6 Disruptive Forces for Boards to Tackle

By Sabine Vollmer

March 15, 2017

Organisations are up against several forces that boards should consider, including technological advances, geopolitical developments, and a changing workforce. Boards that tackle the challenges could gain competitive advantages for the companies they oversee.

The EY Center for Board Matters and the WomenCorporateDirectors Foundation suggest boards increasingly focus on these six change factors:

1. Technological changes require a strategic overhaul. An increasing number of computerised devices in everyday life, including those in homes, cars, health devices, and supply chains, can send and receive data. Boards need to consider corporate strategies that receive value from the technological changes and drive new growth.

2. Big data and analytics drive risk management. Smart devices allow companies direct access to end users, who provide feedback on how products work. The data exchange makes product development shorter and smarter but also poses reputational and cyber risks. Boards need to recognise how important big data and analytics are in linking risk management and business objectives.

3. Human capital management is critical for competitiveness. A rise in artificial intelligence and robotics that will automate tasks and an increasing number of freelancers, temporary contract workers, and independent professionals require changes in how a workforce is managed, motivated, and optimised for team performance. Boards need to ensure management is giving employees ownership in the company’s future and monitoring successes and changes with robust metrics and an analytical approach.

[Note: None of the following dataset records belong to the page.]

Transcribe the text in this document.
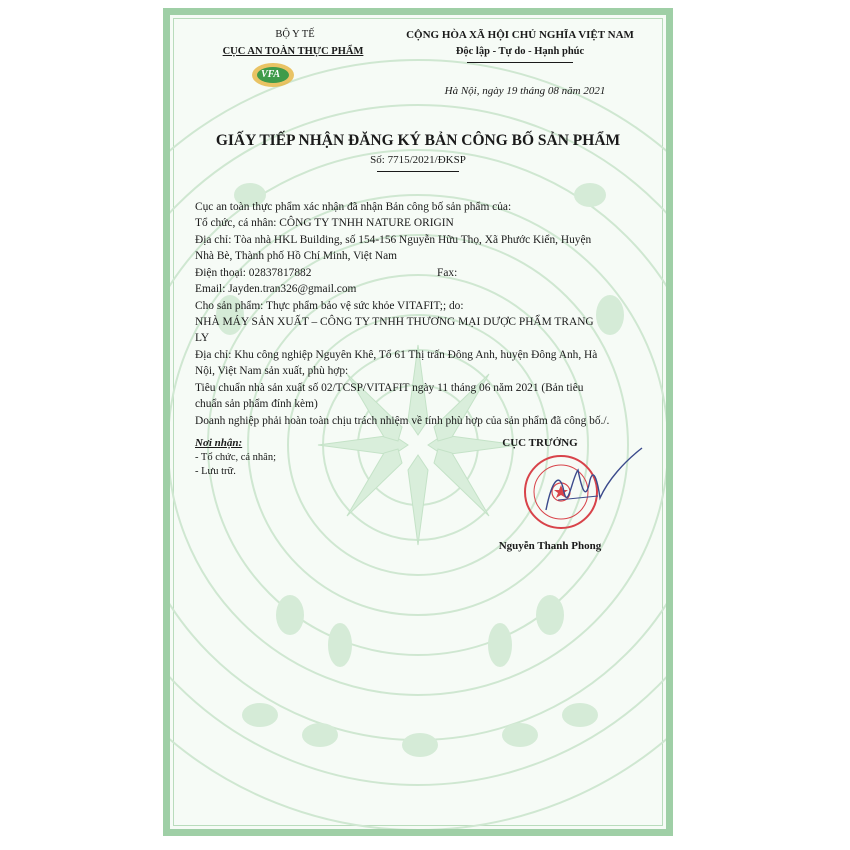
BỘ Y TẾ
CỤC AN TOÀN THỰC PHẨM
VFA
CỘNG HÒA XÃ HỘI CHỦ NGHĨA VIỆT NAM
Độc lập - Tự do - Hạnh phúc
Hà Nội, ngày 19 tháng 08 năm 2021
GIẤY TIẾP NHẬN ĐĂNG KÝ BẢN CÔNG BỐ SẢN PHẨM
Số: 7715/2021/ĐKSP
Cục an toàn thực phẩm xác nhận đã nhận Bản công bố sản phẩm của:
Tổ chức, cá nhân: CÔNG TY TNHH NATURE ORIGIN
Địa chỉ: Tòa nhà HKL Building, số 154-156 Nguyễn Hữu Thọ, Xã Phước Kiển, Huyện
Nhà Bè, Thành phố Hồ Chí Minh, Việt Nam
Điện thoại: 02837817882	Fax:
Email: Jayden.tran326@gmail.com
Cho sản phẩm: Thực phẩm bảo vệ sức khỏe VITAFIT;; do:
NHÀ MÁY SẢN XUẤT – CÔNG TY TNHH THƯƠNG MẠI DƯỢC PHẨM TRANG
LY
Địa chỉ: Khu công nghiệp Nguyên Khê, Tổ 61 Thị trấn Đông Anh, huyện Đông Anh, Hà
Nội, Việt Nam sản xuất, phù hợp:
Tiêu chuẩn nhà sản xuất số 02/TCSP/VITAFIT ngày 11 tháng 06 năm 2021 (Bản tiêu
chuẩn sản phẩm đính kèm)
Doanh nghiệp phải hoàn toàn chịu trách nhiệm về tính phù hợp của sản phẩm đã công bố./.
Nơi nhận:
- Tổ chức, cá nhân;
- Lưu trữ.
CỤC TRƯỞNG
Nguyễn Thanh Phong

4. The geopolitical and regulatory environment is dynamic. Boards need to confirm management has plans to address the risk of political uncertainty, the introduction of new accounting standards, tax reform, changes in global trade agreements, and increased reporting requirements under the Organisation for Economic Co-operation and Development’s Base Erosion and Profit Shifting initiative, as well as other emerging risks.

5. Capital allocations go beyond short-term pressures. Preserving the company’s competitive edge may require investing in new technologies and innovation initiatives, partnering to extend product lines and geographic reach, and experimenting with new business models. Ensuring businesses are making capital allocation decisions that go beyond short-term pressures and create long-term value is imperative.

6. Skills of board members align with the company’s forward-looking strategies. Boards should reflect a diversity of skills, perspectives, and knowledge to tackle evolving oversight needs, risk management challenges, and geopolitical and regulatory changes. Creating additional committees, hiring outside experts, or adding directors with specialised expertise can fill gaps.